Proyek ini dinilai strategis karena berdampak langsung pada kebutuhan petani dan keberlangsungan musim tanam. Jaringan irigasi yang berfungsi optimal menjadi faktor penentu produktivitas pertanian di sejumlah wilayah agraris Sinjai.
Namun, hasil investigasi di lapangan menunjukkan adanya dugaan ketidaksesuaian antara pengerjaan proyek dan spesifikasi teknis yang ditetapkan. Beberapa bagian saluran irigasi terlihat berbeda dari rancangan awal, baik dari segi material maupun konstruksi. Hal ini menimbulkan kekhawatiran bahwa fungsi solongan bisa terganggu, berpotensi menurunkan efisiensi distribusi air ke sawah.

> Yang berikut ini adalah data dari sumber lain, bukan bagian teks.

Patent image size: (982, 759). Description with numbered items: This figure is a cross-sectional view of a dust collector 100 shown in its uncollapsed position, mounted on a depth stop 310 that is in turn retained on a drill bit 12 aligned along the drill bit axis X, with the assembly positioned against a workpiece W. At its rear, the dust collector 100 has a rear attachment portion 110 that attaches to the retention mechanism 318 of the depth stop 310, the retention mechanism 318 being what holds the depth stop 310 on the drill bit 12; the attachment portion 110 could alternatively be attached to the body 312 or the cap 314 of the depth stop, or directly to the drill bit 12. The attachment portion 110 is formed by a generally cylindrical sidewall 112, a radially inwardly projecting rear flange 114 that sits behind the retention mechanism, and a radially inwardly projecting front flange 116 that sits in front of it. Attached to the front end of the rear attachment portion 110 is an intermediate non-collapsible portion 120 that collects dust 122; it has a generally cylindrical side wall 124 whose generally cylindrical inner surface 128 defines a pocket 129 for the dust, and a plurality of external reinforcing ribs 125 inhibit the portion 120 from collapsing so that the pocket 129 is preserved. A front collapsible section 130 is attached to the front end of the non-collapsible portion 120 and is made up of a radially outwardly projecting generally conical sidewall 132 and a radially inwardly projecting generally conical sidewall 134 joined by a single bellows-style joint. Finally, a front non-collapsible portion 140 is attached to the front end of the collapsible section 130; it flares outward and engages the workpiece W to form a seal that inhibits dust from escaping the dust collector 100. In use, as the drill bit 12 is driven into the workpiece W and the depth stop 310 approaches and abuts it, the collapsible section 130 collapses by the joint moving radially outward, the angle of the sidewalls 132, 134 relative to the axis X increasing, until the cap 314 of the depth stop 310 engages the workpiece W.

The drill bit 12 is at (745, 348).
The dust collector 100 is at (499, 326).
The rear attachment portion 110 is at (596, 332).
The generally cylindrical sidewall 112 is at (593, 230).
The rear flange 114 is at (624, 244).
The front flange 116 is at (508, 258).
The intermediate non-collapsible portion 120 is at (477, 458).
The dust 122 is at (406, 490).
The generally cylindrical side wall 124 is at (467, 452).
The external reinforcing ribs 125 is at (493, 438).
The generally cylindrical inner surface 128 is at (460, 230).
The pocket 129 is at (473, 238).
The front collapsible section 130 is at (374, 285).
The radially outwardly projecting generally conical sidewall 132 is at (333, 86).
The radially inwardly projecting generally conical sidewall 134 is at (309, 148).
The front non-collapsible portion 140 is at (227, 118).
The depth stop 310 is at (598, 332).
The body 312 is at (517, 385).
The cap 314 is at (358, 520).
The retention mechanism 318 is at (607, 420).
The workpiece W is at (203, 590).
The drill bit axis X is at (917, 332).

Sejumlah Masyarakat mengaku khwatir soal kualitas bangunan irigasi tersebut. “Kita mulai meragukan kualitasnya,” Imbuhnya terenyuh. Mereka berharap agar pemerintah melalui pihak terkait lebih intensif melakukan pengawasan.
Penelusuran dan investigasi terkait dengan kegiatan tersebut masih dilakukan Tim InsertRakyat.com.Sejak Selasa lalu.
Adapun diketahui lokasi kegiatan bertempat di Kecamatan Tellu Limpoe. Kendati pun, jumlah anggaran dan informasi terkait kegiatan tersebut sulit diakses publik dan masyarakat secara utuh sebab di lokasi tidak ditemukan adanya papan proyek. Padahal Ketiadaan papan proyek memicu pertanyaan publik mengenai akuntabilitas dan pengawasan.
(Tim InsertRakyat.com/ M.Said Mattoreang).